Compilation and LoRA

LoRA fine-tuning works with compiled training. Since apply_lora freezes all non-LoRA parameters, model.trainable_parameters() returns only the LoRA matrices (lora_A and lora_B). The compiled step correctly updates only these:

apply_lora(model, rank=8)

# trainable_parameters() now returns only LoRA params
# The compiled step will only compute gradients for these
trainer = Trainer(model, TrainConfig(compile_step=True))

Performance impact

The speedup from compilation depends on model size and step complexity. Expected improvements on Apple Silicon (approximate, based on MLX documentation and community benchmarks; actual results vary by hardware, batch size, and sequence length):

Scenario Uncompiled Compiled Speedup
Tiny model (64d, 2L) ~1ms/step ~0.8ms/step ~1.3x
Small model (256d, 6L) ~5ms/step ~3ms/step ~1.7x
Medium model (1024d, 12L) ~30ms/step ~15ms/step ~2x

The larger the model, the more opportunity for kernel fusion and the greater the relative reduction in Python overhead. Use benchmark_compile.py to measure on a given hardware configuration.

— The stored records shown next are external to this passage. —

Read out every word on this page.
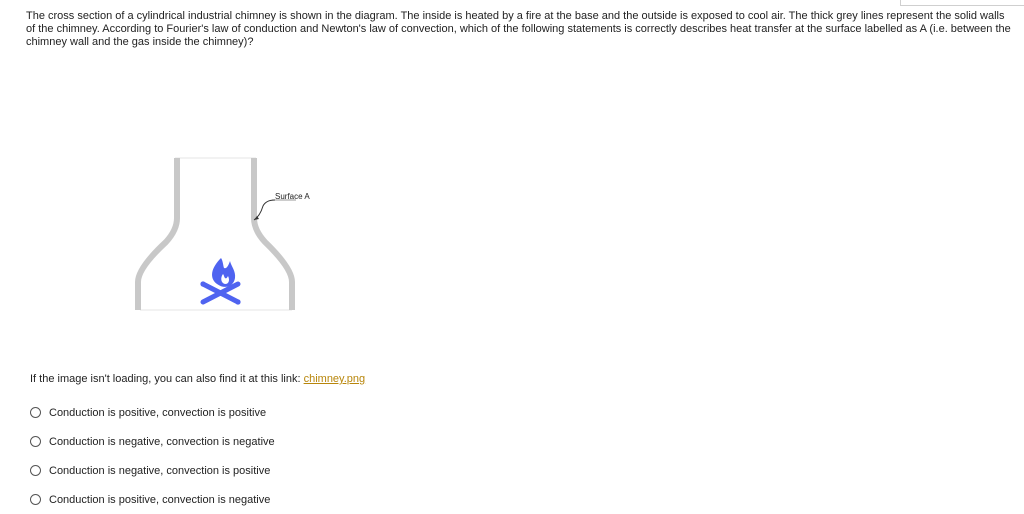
The cross section of a cylindrical industrial chimney is shown in the diagram. The inside is heated by a fire at the base and the outside is exposed to cool air. The thick grey lines represent the solid walls of the chimney. According to Fourier's law of conduction and Newton's law of convection, which of the following statements is correctly describes heat transfer at the surface labelled as A (i.e. between the chimney wall and the gas inside the chimney)?
Surface A
If the image isn't loading, you can also find it at this link: chimney.png
Conduction is positive, convection is positive
Conduction is negative, convection is negative
Conduction is negative, convection is positive
Conduction is positive, convection is negative
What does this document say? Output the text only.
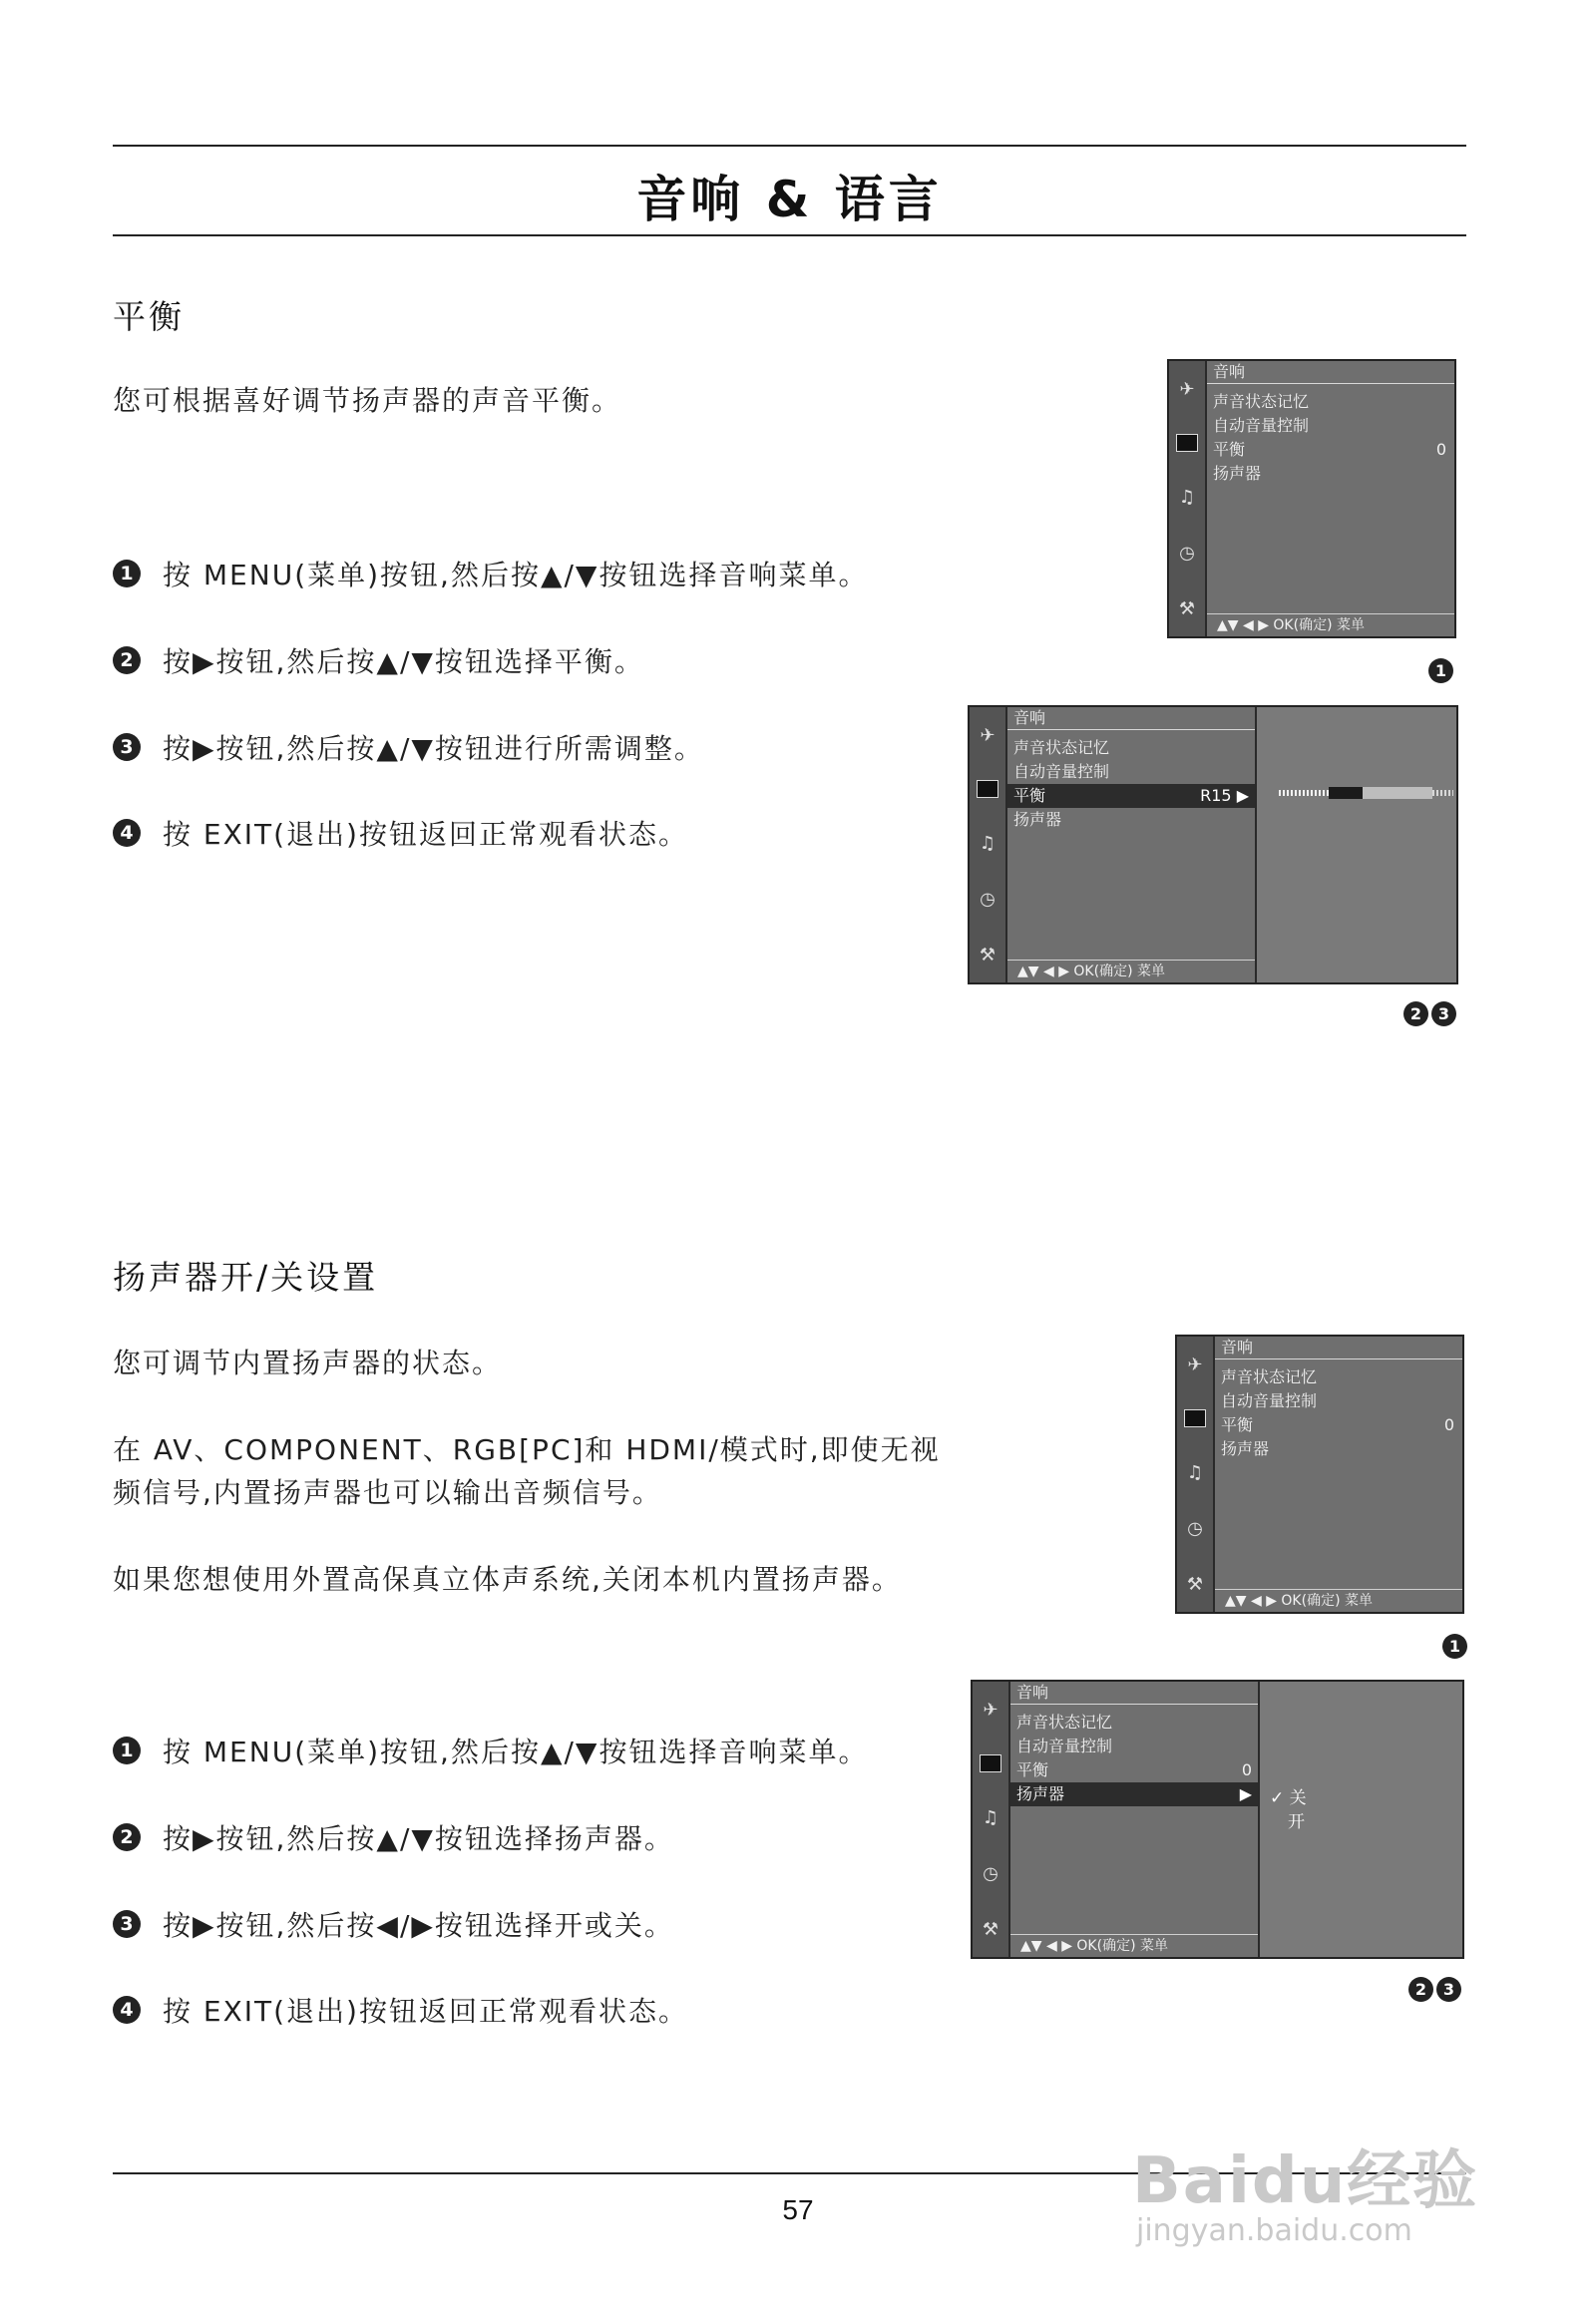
音响 & 语言
平衡
您可根据喜好调节扬声器的声音平衡。
1 按 MENU(菜单)按钮,然后按▲/▼按钮选择音响菜单。
2 按▶按钮,然后按▲/▼按钮选择平衡。
3 按▶按钮,然后按▲/▼按钮进行所需调整。
4 按 EXIT(退出)按钮返回正常观看状态。
✈
♫
◷
⚒
音响
声音状态记忆
自动音量控制
平衡	0
扬声器
▲▼ ◀ ▶ OK(确定) 菜单
1
✈
♫
◷
⚒
音响
声音状态记忆
自动音量控制
平衡	R15 ▶
扬声器
▲▼ ◀ ▶ OK(确定) 菜单
2	3
扬声器开/关设置
您可调节内置扬声器的状态。
在 AV、COMPONENT、RGB[PC]和 HDMI/模式时,即使无视
频信号,内置扬声器也可以输出音频信号。
如果您想使用外置高保真立体声系统,关闭本机内置扬声器。
1 按 MENU(菜单)按钮,然后按▲/▼按钮选择音响菜单。
2 按▶按钮,然后按▲/▼按钮选择扬声器。
3 按▶按钮,然后按◀/▶按钮选择开或关。
4 按 EXIT(退出)按钮返回正常观看状态。
✈
♫
◷
⚒
音响
声音状态记忆
自动音量控制
平衡	0
扬声器
▲▼ ◀ ▶ OK(确定) 菜单
1
✈
♫
◷
⚒
音响
声音状态记忆
自动音量控制
平衡	0
扬声器	▶
▲▼ ◀ ▶ OK(确定) 菜单
✓ 关
开
2	3
57	Baidu经验
jingyan.baidu.com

How lmxlab structures the compiled step

The full compiled function in Trainer._single_step:

def _single_step(self, x, y):
    # Forward pass + backward pass (functional)
    loss, grads = self._loss_and_grad(self.model, x, y)

    # Gradient clipping (functional, returns new grads)
    if self.config.max_grad_norm > 0:
        grads, _ = optim.clip_grad_norm(
            grads, max_norm=self.config.max_grad_norm
        )

    # Optimizer update (mutates model params in-place)
    self.optimizer.update(self.model, grads)
    return loss

Key design choices:

  1. Forward, backward, clipping, and optimizer update are fused into a single compiled graph.
  2. nn.value_and_grad returns a gradient dict (not in-place .grad attributes), which is what mx.compile expects.
  3. mx.eval is called outside the compiled function, after it returns, to force evaluation of the entire graph.
  4. The if max_grad_norm > 0 check is on a Python float (config value), not a tensor, so it is safe inside a compiled function.